# chocolate thermometer???



## iggygirl35 (Jul 15, 2006)

When tempering chocolate do I really NEED a "chocolate" thermometer? Or can I just use my instant read thermometers?


----------



## foodpump (Oct 10, 2005)

Instant read themometes aren't all that accurate, and you need accuarcy for tempering chocolate. If you're out by 2 or 3 degrees, you'll be wishing you had used a choc. thermometrer.

But you don't need a "special" thermometer. Body temp. is just about the right temp for tempering, right? So you trot off to the drugstore and get one of those $3.00 digital thermometers and you're all set.


----------



## cakerookie (Sep 10, 2005)

Like that idea Foodpump, hmmmmmmmm.

Rgds Rook


----------



## themurrmaid (Aug 25, 2006)

Ideally, iggygirl, you'll temper without the aid of a thermometer. It's not hard or mysterious at all and you're better able to cope with variables. Use the thermometer once or twice so you know what you're looking for and then chuck it.

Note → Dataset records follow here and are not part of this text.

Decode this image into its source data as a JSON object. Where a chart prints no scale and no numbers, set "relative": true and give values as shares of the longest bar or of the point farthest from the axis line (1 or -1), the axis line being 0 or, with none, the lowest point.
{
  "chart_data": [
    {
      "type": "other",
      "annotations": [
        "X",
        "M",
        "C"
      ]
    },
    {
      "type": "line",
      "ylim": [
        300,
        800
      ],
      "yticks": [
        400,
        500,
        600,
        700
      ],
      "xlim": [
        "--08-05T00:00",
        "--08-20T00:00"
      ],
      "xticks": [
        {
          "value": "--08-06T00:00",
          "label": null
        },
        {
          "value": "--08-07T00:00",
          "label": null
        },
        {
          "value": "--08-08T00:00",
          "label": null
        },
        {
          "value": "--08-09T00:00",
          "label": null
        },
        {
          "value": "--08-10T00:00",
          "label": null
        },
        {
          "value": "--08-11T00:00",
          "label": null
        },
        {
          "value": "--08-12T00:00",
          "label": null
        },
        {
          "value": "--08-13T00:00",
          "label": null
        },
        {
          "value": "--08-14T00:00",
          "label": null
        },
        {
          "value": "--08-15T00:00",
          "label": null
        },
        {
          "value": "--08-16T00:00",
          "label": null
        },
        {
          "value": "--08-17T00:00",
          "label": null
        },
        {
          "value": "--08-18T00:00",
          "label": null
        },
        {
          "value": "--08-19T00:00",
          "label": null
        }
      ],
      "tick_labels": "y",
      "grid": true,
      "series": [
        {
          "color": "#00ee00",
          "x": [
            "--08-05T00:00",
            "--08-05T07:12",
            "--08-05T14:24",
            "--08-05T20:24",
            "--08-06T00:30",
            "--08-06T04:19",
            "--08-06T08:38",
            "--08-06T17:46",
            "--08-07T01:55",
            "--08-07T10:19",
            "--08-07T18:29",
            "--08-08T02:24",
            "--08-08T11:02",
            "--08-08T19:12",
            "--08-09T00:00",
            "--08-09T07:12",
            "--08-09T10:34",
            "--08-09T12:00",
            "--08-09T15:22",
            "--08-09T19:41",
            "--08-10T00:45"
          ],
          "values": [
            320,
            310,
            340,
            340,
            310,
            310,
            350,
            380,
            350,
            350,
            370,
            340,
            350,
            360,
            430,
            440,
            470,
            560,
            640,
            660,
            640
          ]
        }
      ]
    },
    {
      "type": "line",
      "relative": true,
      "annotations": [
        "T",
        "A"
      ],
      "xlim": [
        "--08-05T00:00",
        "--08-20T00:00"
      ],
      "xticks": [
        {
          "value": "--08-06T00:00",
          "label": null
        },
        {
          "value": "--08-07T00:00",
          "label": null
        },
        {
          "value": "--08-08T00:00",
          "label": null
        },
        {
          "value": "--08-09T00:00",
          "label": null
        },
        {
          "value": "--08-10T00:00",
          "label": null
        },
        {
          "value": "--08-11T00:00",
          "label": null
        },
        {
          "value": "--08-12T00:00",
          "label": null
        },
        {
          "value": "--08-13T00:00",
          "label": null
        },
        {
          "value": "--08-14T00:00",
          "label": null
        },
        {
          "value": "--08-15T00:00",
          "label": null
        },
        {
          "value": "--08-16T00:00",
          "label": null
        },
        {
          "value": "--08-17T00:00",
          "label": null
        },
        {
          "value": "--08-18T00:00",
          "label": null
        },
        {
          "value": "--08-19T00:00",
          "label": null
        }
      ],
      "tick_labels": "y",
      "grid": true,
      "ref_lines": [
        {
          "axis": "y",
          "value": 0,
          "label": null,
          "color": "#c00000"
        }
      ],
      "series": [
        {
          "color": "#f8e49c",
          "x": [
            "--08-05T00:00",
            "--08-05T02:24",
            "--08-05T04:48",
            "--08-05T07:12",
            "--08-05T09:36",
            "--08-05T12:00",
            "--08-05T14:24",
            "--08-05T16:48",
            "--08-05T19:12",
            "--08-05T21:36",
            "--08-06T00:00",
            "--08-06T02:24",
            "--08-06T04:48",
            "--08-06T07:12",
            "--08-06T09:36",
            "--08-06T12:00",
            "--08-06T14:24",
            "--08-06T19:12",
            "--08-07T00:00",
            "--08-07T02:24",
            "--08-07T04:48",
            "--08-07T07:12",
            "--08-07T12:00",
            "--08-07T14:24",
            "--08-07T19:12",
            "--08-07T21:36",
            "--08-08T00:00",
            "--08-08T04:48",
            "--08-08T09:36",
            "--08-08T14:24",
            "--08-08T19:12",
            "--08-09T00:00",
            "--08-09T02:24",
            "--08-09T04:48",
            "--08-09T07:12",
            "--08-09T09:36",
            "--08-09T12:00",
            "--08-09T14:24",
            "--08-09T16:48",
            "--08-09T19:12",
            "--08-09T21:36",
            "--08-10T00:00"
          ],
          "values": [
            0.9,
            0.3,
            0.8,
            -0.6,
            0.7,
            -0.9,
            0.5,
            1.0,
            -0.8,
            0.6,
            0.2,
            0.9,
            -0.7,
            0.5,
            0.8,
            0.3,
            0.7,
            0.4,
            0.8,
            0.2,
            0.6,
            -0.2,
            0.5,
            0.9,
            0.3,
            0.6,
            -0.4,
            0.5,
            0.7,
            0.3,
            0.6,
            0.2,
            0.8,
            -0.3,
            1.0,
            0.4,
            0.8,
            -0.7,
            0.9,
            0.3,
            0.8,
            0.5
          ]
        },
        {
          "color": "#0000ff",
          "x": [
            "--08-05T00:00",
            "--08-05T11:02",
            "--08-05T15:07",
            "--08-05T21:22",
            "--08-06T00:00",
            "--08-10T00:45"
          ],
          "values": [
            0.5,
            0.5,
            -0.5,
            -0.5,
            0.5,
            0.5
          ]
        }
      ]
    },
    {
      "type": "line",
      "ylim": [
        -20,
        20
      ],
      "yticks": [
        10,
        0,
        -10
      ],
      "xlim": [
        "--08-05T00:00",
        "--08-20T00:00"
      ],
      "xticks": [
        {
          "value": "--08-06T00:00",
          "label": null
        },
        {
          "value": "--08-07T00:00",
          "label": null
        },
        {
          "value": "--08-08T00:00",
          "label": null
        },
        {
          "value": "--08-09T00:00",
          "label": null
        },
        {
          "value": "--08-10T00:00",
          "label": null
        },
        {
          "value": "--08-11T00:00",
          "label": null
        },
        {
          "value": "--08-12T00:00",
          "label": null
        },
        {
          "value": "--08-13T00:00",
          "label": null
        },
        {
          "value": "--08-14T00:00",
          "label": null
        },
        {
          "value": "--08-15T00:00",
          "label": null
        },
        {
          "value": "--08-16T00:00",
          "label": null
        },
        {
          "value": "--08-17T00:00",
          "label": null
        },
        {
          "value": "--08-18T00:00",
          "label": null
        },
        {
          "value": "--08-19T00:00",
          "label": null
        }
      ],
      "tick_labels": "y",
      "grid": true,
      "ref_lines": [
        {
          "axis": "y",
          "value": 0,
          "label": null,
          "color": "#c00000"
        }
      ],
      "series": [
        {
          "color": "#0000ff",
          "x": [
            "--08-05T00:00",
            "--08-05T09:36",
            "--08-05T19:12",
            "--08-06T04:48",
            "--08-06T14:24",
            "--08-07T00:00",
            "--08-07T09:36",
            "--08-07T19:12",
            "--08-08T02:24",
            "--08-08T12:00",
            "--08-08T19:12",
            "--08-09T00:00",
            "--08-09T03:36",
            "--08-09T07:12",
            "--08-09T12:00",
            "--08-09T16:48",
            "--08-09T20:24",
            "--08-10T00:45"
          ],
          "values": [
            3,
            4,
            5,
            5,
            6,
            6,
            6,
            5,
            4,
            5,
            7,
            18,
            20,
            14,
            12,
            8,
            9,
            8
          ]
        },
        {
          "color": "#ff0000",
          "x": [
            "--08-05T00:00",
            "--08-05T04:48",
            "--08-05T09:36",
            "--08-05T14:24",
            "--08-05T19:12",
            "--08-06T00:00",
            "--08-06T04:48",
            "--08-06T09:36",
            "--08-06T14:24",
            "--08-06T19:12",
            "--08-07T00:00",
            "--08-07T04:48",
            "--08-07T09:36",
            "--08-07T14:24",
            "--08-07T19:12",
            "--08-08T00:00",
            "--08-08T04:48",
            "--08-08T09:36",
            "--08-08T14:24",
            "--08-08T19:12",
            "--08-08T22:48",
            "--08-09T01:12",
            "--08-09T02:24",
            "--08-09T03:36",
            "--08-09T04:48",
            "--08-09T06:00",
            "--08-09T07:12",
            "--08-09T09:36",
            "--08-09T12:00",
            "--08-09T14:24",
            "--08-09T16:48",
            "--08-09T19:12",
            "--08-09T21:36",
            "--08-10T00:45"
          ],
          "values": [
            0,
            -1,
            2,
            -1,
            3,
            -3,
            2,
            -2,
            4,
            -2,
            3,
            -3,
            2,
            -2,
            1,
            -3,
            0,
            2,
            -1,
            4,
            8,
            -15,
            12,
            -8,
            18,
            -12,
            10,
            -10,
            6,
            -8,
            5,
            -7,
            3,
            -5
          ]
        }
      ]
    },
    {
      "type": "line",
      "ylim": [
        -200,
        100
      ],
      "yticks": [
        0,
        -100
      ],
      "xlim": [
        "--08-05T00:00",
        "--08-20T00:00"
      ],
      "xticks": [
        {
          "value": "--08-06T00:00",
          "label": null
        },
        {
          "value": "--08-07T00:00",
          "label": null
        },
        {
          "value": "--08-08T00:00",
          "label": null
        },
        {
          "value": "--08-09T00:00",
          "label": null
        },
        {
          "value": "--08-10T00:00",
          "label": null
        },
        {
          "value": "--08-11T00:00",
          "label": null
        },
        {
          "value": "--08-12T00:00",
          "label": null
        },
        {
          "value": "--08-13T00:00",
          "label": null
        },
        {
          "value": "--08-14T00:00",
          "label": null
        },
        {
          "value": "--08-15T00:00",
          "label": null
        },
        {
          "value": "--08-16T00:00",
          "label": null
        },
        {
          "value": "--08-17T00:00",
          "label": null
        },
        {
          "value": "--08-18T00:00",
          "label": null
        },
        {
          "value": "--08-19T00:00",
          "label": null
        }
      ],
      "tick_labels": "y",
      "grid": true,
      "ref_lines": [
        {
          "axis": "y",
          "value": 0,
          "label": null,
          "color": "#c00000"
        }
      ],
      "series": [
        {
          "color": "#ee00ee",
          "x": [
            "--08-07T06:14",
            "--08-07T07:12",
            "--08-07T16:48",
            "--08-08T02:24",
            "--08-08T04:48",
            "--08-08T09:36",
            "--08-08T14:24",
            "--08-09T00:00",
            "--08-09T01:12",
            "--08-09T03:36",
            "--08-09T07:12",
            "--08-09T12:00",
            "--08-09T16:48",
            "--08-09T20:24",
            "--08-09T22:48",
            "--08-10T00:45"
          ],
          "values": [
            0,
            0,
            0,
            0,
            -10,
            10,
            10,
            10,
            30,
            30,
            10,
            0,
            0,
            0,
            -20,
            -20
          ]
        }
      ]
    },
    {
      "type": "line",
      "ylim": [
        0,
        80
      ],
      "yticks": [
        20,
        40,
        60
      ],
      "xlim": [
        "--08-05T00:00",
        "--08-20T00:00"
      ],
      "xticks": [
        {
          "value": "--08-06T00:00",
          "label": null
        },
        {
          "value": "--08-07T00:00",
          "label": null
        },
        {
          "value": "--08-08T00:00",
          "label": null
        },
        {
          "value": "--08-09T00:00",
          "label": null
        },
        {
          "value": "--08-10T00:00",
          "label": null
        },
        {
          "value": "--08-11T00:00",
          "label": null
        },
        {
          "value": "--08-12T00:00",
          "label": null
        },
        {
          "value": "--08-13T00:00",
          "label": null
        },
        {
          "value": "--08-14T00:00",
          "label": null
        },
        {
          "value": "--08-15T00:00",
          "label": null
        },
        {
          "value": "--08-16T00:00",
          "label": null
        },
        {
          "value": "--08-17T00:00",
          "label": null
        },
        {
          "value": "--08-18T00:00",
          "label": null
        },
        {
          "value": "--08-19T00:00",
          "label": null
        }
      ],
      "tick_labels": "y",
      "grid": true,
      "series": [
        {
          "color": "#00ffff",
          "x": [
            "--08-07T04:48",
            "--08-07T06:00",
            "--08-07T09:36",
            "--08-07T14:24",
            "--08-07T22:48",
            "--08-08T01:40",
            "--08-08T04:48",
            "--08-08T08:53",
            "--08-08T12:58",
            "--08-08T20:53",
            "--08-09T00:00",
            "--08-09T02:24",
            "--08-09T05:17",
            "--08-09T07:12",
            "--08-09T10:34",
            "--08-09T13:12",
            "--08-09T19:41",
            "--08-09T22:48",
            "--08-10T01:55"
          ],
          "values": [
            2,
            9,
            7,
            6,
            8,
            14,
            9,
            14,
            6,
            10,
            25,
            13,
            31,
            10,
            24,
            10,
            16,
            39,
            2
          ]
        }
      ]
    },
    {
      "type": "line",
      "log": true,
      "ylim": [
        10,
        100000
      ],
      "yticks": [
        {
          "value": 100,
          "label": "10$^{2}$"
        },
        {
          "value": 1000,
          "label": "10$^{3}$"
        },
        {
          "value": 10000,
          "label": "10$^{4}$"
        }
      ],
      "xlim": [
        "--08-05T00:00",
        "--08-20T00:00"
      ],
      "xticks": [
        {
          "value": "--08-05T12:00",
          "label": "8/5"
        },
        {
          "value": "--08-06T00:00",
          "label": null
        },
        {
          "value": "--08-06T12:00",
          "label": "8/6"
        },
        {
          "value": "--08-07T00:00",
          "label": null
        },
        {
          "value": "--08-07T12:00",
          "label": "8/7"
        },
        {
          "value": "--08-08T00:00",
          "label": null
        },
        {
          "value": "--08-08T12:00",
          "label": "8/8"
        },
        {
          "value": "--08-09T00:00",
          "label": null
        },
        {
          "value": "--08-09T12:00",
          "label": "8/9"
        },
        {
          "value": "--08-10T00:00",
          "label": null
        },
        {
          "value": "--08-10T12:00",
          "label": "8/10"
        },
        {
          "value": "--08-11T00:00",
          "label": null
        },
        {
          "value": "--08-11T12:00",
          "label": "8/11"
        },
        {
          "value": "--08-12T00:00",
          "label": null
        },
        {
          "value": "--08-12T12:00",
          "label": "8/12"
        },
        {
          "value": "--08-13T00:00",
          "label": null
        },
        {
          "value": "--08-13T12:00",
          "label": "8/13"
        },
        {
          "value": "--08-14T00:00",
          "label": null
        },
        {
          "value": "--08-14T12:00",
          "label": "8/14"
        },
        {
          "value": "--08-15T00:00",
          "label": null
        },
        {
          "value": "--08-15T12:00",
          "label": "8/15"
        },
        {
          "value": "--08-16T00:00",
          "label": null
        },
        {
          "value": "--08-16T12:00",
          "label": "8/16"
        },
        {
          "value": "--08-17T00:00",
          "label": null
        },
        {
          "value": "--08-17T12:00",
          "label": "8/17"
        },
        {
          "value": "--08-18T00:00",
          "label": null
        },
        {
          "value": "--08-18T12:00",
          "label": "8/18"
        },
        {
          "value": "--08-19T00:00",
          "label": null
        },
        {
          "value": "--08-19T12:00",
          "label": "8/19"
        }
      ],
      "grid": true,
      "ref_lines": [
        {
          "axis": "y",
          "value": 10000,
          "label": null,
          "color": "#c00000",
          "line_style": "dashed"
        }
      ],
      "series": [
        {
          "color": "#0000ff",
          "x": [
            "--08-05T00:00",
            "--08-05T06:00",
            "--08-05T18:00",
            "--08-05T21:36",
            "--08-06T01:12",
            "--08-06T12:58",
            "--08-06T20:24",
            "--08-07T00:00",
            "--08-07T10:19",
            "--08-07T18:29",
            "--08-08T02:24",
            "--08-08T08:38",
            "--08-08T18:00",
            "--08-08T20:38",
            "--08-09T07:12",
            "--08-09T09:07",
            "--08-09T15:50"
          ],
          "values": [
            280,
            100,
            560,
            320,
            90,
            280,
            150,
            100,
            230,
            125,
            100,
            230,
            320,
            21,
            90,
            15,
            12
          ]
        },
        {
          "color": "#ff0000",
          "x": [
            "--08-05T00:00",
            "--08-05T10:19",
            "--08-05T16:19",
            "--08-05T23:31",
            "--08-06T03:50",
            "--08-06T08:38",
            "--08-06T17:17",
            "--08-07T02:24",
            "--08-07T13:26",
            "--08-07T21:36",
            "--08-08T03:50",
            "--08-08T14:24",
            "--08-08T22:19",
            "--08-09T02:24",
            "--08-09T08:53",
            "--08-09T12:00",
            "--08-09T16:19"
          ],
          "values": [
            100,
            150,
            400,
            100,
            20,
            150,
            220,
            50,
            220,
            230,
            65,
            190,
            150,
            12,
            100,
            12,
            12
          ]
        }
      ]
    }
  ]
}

Besides, even if you don't temper very often what do you do when the thermometer breaks (because they inevitably do if they're not already lost, stolen or borrowed)? You can't tell your chef or your client that they can't have the product, so you'll end up tempering by eye/feel anyway.


----------



## aguynamedrobert (Oct 26, 2006)

I would suggest also to use a thermometer for a while and then you will either learn to temper by touch or sight...but without starting with a thermometer you can't know what temp you are looking at or touching...(by the way....right under your bottom lip is the most sensitive spot to heat on the body....chocolatiers will get the chocolate on their finger and touch it to that spot to tell the temp).....

-Robert
chocolateguild


----------



## felixe the dog (Jul 16, 2006)

Even after tempering and after using a thermometer you should still run some new tempered chocolate onto the bench to check it sets before using it for production.


----------



## lie (Oct 17, 2006)

yup,... I agree with felix the dog that what ever you used for tempering (thermometer, felling, instinct, etc) you should chek it first especially for enrobes, decoration, moulding.


----------



## m brown (May 29, 1999)

there are many ways to temper, even as an old dog I learn new tricks.
Use a thermometer, get a feel for chocolate, remember that no two batches are alike or two brands are alike. The look, the temperature, the viscosity....all need to be considered. 
Once you know how to temper, its always good to check your work!:bounce:


----------



## felixe the dog (Jul 16, 2006)

BTW, I don't actually have a "chocolate thermometer" I use a standard lollypop thermometer which is regularly callibrated. It gets bulldog clipped to the bain insert. Work fine .


----------



## chocoman (Jul 13, 2006)

Aguynamedrobert is right. Put a drop of chocolate just below your lower lip with your finger and it should feel slightly cool. If it feels warm, the chocolate is too hot, if it feels cold, the chocolate is too cold. I use digital thermometers, but always do the "chin check".


----------



## themurrmaid (Aug 25, 2006)

I use a test strip: tear of a small piece of parchment paper and dip one side in the chocolate and let it set. When it sets (if it sets) note how long it took, how the chocolate looks (shiny or not, streaky or not), check out the "snap" when you break it. The "chin check" is not something I can personally advocate, but really whatever works for you works!


----------



## aguynamedrobert (Oct 26, 2006)

Well the bottom lip test is to test temperature...not if it's tempered...it can be a great tool...but I would suggest using a piece of parchement like mentioned or a spoon or just put a thin strip on your marble(if you have it)...just make sure you test it before you use it...then you know it is tempered before you use it...all these recomendations are great ones!

Merry Christmas,
Robert
www.chocolateguild.com


----------



## eeyore (Nov 26, 2000)

I always use an infrared thermometer. Even though I can usually tell byfeel and look. I use the same thermometer every time and using it can "keep me posted" on how close I am. My job is usually very hectic so I have to do alot of multi-tasking. So I use the seeding method. I set the chocolate bowl on my work station and every 30 seconds to a minute or so I stir well and get a temp. This way I can guage about how much time I have. When it gets close to temp. I stop what Im doing and stir pretty much constantly. When it looks right I do a test on a small metal spatula. 

We often dip cookies and coconut maccaroons in dark and milk chocolate. We keep plastic containers with choc. specifically for this. What I do when I need to dip cookies is pop the container in the micro for a minute or so (depending on how much chocolate there is) It will be completely melted in one or two spots. I stir well making a soupy mixture full of large lumps. I stir it continuously for just a very few minutes until it starts to look "right" then I test on a spatula to see if it is in temper. The whole process usually takes less than 10 minutes (including the test). No thermometer needed. Works like a charm. But it wont work for work that requires no lumps.

Eeyore


----------